L’importance de la campagne #ConforAll est double. Premièrement, il illustre le potentiel des initiatives de réforme menées par les citoyens dans un environnement politique difficile, où il est peu probable qu’un gouvernement multipartite initie ou mène à bien une réforme seul en raison du risque d’aliéner ses parties prenantes conservatrices. Deuxièmement, cela démontre la viabilité de l’activisme numérique pour apporter des résultats tangibles dans un paysage gouvernemental pas encore totalement réceptif aux technologies numériques. Ces initiatives en ligne et hors ligne lancées par des groupes de la société civile ont créé un précédent, évoluant vers un nouveau modèle d’engagement civique.
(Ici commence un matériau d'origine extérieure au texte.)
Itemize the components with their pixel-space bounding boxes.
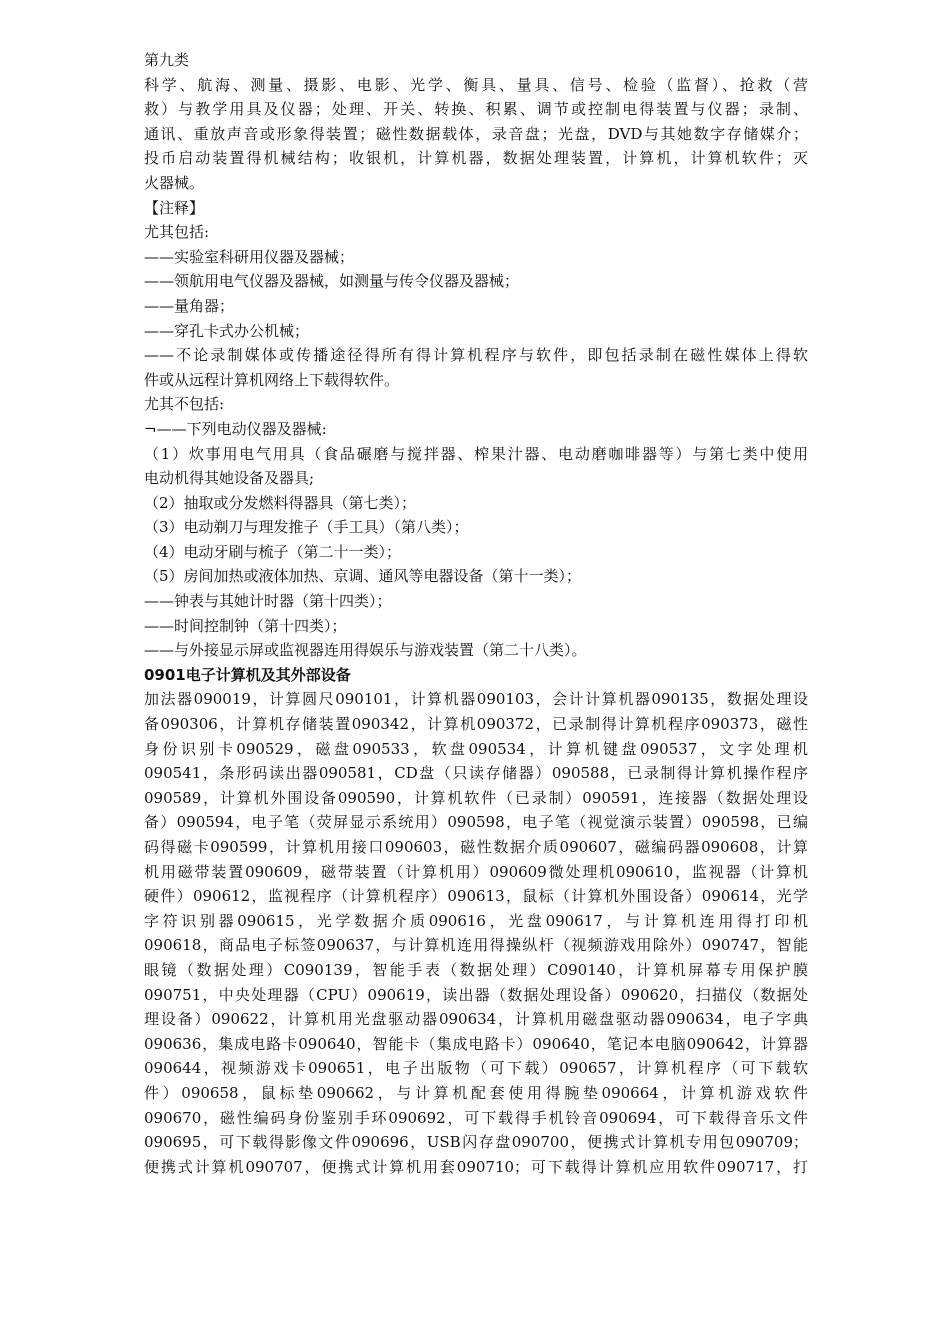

Fort de cet élan, iLaw prévoit de lancer un nouveau campagne recueillir les signatures des citoyens pour proposer un projet de loi visant à accorder l’amnistie aux personnes poursuivies ou accusées d’activités politiques depuis le 19 septembre 2006, le jour du coup d’État qui a renversé le gouvernement de Thaksin Shinawatra.

Même si le rôle croissant des groupes de la société civile est remarquable, il est crucial de souligner que ce potentiel est amplifié par des collaborations stratégiques avec les partis politiques. Un exemple en est le récent collaboration entre NousVisune organisation de technologie civique, et par KaoGeek, une communauté basée sur Discord d’adeptes de Move Forward Party orientés données. Sous la direction de Thanisara Ruangdej de WeVis et de Natthaphong Ruengpanyawut, député de Move Forward et président du comité de la Chambre sur l’étude budgétaire et l’administration budgétaire, l’effort de collaboration s’est concentré sur la conversion du projet de budget pour l’exercice 2024 en un format lisible par machine. Cela l’a rendu plus accessible et transparent pour le public, conformément aux meilleures pratiques en matière de données gouvernementales ouvertes.

Essentiellement, la démocratie thaïlandaise a réussi à cultiver des fondations plus solides, au moins dans un aspect critique, au milieu d’un scénario post-électoral turbulent qui semble avoir étouffé la demande profondément enracinée de changement au sein de la population thaïlandaise. Cela indique que, malgré l’empiétement des intérêts non élus sur la démocratie et la suppression de la liberté d’expression, les germes d’un paysage démocratique plus participatif et plus réactif pourraient en effet prendre racine en Thaïlande. Cela ne dépend pas des urnes, mais des efforts collaboratifs d’une population qui s’affirme de plus en plus dans la revendication de son rôle dans l’élaboration du récit politique de son pays, souvent dans un contexte de domination des élites.